Morgan Kousser: “A New Coverage Scheme for Section 5 of the Voting Rights Act”

The great Morgan Kousser has written this article for ELJ. Here is the abstract:

Ever since the coverage scheme for Section 5, the preclearance section of the Voting Rights Act, was struck down by the U.S. Supreme Court in the 2013 case of Shelby County v. Holder, critics of that decision have sought to update the law with a new formula that might restore the protection of voting rights that preclearance afforded while satisfying the Court’s concerns. The most recent effort is embodied in a two-part coverage formula in the John Lewis Voting Rights Advancement Act, which was introduced in 2019 and only slightly amended in 2021 and 2023–24. This article argues that the Lewis Act amendments would be at once too broad and too narrow, and that they would likely fail to pass muster with the Supreme Court. The first part of the Act would cover too many jurisdictions that have never committed a voting rights violation.
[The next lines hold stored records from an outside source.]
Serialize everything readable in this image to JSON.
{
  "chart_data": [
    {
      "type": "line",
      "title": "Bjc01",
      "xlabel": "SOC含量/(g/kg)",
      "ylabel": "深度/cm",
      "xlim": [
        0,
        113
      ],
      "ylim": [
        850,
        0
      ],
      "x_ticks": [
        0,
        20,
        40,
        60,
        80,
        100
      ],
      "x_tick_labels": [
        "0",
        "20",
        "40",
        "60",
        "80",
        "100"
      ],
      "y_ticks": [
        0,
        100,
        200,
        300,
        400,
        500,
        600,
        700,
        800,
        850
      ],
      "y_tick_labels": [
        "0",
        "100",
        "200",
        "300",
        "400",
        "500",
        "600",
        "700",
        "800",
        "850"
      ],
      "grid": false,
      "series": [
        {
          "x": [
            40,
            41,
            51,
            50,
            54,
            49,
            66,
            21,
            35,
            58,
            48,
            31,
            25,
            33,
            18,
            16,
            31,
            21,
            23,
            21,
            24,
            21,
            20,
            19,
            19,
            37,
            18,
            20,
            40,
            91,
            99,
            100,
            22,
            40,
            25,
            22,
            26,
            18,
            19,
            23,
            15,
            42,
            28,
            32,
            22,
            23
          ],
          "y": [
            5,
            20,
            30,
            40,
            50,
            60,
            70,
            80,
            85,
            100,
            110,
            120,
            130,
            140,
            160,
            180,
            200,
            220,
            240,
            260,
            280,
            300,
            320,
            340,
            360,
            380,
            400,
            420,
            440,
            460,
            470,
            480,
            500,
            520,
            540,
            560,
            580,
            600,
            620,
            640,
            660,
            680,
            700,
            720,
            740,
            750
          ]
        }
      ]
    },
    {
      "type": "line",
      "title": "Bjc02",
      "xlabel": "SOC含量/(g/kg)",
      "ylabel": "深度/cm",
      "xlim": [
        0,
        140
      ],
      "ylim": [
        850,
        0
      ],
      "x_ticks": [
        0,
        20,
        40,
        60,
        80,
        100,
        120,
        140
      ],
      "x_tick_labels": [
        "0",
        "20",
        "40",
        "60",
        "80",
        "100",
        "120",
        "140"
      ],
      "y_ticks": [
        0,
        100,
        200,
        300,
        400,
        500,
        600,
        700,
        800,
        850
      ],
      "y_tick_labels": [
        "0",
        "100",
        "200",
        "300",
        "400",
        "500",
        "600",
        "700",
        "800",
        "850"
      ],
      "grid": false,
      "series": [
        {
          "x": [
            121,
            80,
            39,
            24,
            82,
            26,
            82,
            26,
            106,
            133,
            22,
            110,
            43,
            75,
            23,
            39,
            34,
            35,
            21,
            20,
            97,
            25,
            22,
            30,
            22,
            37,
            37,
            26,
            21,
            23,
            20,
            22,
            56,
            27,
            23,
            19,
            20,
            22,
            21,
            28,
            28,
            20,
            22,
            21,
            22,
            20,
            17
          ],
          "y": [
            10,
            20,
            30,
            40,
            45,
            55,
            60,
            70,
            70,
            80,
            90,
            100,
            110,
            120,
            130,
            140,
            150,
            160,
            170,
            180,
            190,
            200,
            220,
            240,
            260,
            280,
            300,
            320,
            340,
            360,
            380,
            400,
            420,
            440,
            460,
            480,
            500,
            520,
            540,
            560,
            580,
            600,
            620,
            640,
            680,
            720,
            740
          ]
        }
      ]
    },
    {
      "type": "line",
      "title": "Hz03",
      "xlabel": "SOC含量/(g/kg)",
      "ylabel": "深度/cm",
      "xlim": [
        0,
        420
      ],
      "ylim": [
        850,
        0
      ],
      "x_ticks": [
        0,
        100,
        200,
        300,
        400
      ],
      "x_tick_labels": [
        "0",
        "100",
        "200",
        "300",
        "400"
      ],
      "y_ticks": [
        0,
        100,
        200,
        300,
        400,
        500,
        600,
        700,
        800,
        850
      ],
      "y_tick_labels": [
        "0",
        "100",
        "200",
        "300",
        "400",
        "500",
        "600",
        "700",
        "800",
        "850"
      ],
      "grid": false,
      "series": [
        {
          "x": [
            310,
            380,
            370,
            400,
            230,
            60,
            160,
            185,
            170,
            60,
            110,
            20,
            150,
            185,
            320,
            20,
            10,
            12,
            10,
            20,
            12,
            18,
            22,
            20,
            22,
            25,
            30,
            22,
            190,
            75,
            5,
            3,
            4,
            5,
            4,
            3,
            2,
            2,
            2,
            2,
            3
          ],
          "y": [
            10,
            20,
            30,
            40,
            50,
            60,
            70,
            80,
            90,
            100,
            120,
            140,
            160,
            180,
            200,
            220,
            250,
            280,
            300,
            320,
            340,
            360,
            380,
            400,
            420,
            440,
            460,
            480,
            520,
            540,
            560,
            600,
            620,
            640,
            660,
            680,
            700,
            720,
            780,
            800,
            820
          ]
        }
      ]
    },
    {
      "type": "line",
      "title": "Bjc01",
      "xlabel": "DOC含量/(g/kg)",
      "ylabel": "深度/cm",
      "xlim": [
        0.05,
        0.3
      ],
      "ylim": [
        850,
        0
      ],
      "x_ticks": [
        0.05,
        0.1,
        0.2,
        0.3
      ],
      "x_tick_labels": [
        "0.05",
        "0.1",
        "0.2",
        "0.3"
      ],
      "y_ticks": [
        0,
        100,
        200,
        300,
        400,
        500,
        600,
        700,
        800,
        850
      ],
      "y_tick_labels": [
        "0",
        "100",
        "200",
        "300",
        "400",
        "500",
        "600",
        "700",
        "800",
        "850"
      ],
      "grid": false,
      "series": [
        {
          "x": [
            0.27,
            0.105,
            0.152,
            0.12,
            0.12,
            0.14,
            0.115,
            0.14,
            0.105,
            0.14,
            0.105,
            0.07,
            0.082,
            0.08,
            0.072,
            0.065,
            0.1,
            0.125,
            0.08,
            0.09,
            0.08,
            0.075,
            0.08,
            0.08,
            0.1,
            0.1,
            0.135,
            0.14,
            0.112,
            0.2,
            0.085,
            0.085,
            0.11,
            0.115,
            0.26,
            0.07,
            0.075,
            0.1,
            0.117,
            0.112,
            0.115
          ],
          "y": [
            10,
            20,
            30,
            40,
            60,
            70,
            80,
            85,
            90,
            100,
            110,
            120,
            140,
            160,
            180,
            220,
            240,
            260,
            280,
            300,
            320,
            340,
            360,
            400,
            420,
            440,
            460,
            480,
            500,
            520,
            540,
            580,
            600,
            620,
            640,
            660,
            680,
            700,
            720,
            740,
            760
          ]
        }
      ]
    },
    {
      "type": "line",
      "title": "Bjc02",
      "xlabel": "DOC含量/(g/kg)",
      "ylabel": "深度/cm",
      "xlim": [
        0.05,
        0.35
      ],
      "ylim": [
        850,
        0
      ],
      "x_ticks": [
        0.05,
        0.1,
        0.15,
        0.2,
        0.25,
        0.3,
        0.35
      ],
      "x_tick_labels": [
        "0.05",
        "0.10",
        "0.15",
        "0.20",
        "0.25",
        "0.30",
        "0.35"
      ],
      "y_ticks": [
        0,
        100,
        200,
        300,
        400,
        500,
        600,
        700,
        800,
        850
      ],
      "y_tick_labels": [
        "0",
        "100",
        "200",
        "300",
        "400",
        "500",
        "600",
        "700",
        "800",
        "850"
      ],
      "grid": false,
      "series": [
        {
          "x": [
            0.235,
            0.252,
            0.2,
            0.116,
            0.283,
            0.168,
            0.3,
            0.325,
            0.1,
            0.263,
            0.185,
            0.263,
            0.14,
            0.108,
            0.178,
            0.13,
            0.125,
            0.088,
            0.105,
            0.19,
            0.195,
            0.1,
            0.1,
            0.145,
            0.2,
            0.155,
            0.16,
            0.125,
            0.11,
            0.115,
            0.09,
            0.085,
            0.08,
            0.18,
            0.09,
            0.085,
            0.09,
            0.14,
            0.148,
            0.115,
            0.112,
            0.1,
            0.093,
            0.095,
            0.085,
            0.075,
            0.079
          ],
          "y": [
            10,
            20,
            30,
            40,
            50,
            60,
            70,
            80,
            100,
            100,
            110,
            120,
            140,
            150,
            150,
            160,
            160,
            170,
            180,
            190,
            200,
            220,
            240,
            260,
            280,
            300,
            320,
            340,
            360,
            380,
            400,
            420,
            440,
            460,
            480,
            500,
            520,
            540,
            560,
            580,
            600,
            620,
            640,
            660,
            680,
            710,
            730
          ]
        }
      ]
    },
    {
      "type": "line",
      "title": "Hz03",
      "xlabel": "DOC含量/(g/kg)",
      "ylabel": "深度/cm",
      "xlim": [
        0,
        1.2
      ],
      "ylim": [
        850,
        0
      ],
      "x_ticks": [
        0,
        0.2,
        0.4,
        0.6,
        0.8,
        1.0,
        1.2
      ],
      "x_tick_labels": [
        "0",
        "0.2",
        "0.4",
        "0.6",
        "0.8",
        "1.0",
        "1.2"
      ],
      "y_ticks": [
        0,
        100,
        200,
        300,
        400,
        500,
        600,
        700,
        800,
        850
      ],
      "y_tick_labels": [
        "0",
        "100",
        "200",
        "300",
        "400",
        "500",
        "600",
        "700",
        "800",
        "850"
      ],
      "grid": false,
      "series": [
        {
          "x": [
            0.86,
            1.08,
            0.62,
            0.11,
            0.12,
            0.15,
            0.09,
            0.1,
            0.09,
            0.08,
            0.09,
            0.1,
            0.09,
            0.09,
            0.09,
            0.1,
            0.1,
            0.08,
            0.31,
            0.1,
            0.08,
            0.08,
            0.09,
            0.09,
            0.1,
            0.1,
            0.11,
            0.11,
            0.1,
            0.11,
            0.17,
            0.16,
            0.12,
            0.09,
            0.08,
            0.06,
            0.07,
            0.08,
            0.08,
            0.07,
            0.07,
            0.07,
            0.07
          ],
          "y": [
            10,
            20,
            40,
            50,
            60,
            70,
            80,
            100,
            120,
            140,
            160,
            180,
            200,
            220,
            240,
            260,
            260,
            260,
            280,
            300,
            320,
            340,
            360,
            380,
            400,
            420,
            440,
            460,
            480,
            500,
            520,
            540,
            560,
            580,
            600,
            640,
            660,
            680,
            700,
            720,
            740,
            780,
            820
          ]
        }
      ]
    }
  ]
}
The second set of formulas, focusing on “known practices,” would fail to police many other current or future practices that might have discriminatory purposes or effects. Instead, I propose a much simpler formula that is firmly grounded in an examination of over 4000 voting rights cases, Section 5 objections, and settlements from 1957 through the present. A scheme based on the percentage of the citizen voting-age population of African Americans, Latinos, Asian Americans, or Native Americans in each county or state would capture 74% of the number of successful voting discrimination actions since 1957. If precisely tailored, it would do so while releasing from coverage 40% of the counties covered under the pre-Shelby County standard, unless they committed violations in the future. This simple formula, firmly grounded in the historical record, will simultaneously meet the demands of the Supreme Court and protect against a changing pattern of discriminatory laws in a demographically evolving America.